1922 novel by Ernest Thompson Seton

Bannertail: The Story of a Gray Squirrel is a children's novel written and illustrated by Ernest Thompson Seton. It was first published by Charles Scribner's Sons in 1922. The novel was adapted into an animated television series, Bannertail: The Story of Gray Squirrel, in 1979.

==Plot summary==
A baby squirrel is adopted by a farm cat after his mother is killed, but when he is half-grown the barn which is his home catches fire. He flees into the woods, where he learns to survive and make a new life.

==The author's aims==
From the Foreword:
These are the ideas that I have aimed to set forth in this tale.

1st. That although an animal is much helped by its mother's teaching, it owes still more to the racial teaching, which is instinct, and can make a success of life without its mother's guidance, if only it can live through the dangerous time of infancy and early life.

2d. Animals often are tempted into immorality—by which I mean, any habit or practice that would in its final working, tend to destroy the race.
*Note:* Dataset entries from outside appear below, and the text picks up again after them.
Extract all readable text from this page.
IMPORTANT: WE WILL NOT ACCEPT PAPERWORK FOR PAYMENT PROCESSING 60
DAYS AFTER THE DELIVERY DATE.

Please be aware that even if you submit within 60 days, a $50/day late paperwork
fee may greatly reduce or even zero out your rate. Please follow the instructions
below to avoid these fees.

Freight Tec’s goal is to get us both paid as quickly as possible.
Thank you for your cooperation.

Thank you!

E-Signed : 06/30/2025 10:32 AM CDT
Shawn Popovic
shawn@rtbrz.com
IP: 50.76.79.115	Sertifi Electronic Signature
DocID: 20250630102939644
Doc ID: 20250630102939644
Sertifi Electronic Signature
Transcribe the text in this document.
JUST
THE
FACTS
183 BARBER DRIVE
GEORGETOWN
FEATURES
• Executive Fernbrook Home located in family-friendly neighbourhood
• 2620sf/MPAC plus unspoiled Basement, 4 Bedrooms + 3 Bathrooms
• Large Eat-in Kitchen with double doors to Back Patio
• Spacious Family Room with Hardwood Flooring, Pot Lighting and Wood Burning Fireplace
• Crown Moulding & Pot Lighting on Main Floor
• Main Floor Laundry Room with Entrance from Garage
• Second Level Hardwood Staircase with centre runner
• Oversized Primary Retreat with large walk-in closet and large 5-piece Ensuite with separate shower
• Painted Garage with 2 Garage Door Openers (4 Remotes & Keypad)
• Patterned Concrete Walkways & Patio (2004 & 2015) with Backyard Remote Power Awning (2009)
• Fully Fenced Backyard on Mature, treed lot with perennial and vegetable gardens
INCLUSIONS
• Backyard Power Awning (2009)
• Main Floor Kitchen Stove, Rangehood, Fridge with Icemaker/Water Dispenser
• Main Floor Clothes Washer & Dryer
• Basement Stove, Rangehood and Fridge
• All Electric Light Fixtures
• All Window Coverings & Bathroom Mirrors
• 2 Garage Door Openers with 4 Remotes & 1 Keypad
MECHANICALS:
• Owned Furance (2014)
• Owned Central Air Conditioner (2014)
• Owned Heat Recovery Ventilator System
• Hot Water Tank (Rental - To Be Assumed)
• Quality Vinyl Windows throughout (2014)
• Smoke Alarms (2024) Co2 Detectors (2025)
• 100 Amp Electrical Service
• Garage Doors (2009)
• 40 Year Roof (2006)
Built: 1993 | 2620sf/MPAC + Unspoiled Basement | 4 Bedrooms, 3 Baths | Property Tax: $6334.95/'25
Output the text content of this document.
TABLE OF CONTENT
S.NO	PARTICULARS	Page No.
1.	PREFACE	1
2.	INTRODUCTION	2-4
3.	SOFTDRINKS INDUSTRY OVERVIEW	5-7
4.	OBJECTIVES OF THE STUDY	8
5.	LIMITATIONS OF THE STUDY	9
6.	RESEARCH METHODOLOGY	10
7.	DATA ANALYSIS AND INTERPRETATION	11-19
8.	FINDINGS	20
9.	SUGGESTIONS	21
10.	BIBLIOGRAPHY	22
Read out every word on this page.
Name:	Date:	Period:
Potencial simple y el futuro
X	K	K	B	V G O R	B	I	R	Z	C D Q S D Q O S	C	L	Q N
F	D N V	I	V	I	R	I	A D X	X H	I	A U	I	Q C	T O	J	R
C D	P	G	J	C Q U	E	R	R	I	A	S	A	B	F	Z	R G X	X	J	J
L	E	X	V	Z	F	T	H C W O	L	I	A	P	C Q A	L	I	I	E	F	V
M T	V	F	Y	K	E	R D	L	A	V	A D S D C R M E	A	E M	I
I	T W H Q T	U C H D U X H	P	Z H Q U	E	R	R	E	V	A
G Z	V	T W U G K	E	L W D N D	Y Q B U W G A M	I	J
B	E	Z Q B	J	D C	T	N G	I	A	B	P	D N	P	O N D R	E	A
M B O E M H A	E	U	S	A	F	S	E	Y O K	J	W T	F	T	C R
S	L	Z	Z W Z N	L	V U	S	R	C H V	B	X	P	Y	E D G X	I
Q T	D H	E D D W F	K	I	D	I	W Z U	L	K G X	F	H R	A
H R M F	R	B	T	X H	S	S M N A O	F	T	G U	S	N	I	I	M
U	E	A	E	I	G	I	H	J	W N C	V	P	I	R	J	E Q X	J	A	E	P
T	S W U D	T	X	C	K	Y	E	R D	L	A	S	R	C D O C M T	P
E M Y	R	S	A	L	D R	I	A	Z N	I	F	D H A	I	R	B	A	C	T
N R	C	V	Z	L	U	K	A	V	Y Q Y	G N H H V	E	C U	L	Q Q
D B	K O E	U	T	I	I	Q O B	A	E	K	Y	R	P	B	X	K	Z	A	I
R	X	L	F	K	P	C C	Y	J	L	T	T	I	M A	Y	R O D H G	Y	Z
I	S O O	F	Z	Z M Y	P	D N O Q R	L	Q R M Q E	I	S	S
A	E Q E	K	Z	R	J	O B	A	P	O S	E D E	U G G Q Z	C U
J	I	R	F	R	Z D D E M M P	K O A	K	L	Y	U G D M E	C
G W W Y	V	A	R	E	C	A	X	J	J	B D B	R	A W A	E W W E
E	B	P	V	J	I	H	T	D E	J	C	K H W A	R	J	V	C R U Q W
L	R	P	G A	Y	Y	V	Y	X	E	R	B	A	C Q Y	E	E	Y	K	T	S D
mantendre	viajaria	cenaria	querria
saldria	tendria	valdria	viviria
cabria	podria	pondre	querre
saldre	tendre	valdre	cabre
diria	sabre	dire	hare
Nature has rigorous ways of dealing with such.

3d. Animals, like ourselves, must maintain ceaseless war against insect parasites—or perish.

4th. In the nut forests of America, practically every tree was planted by the Graysquirrel, or its kin. No squirrels, no nut-trees.

==Television adaptation==
Bannertail: The Story of Gray Squirrel was produced by Nippon Animation in 1979. There are 26 episodes. The series was translated from Japanese into English, into German as Puschel, das Eichhorn, into Afrikaans as Pokkel die eekhoring, into Arabic as Sanjob (سنجوب) or Sanajeb-el Gaaba (سناجب الغابة), and into Spanish as Banner y Flappy.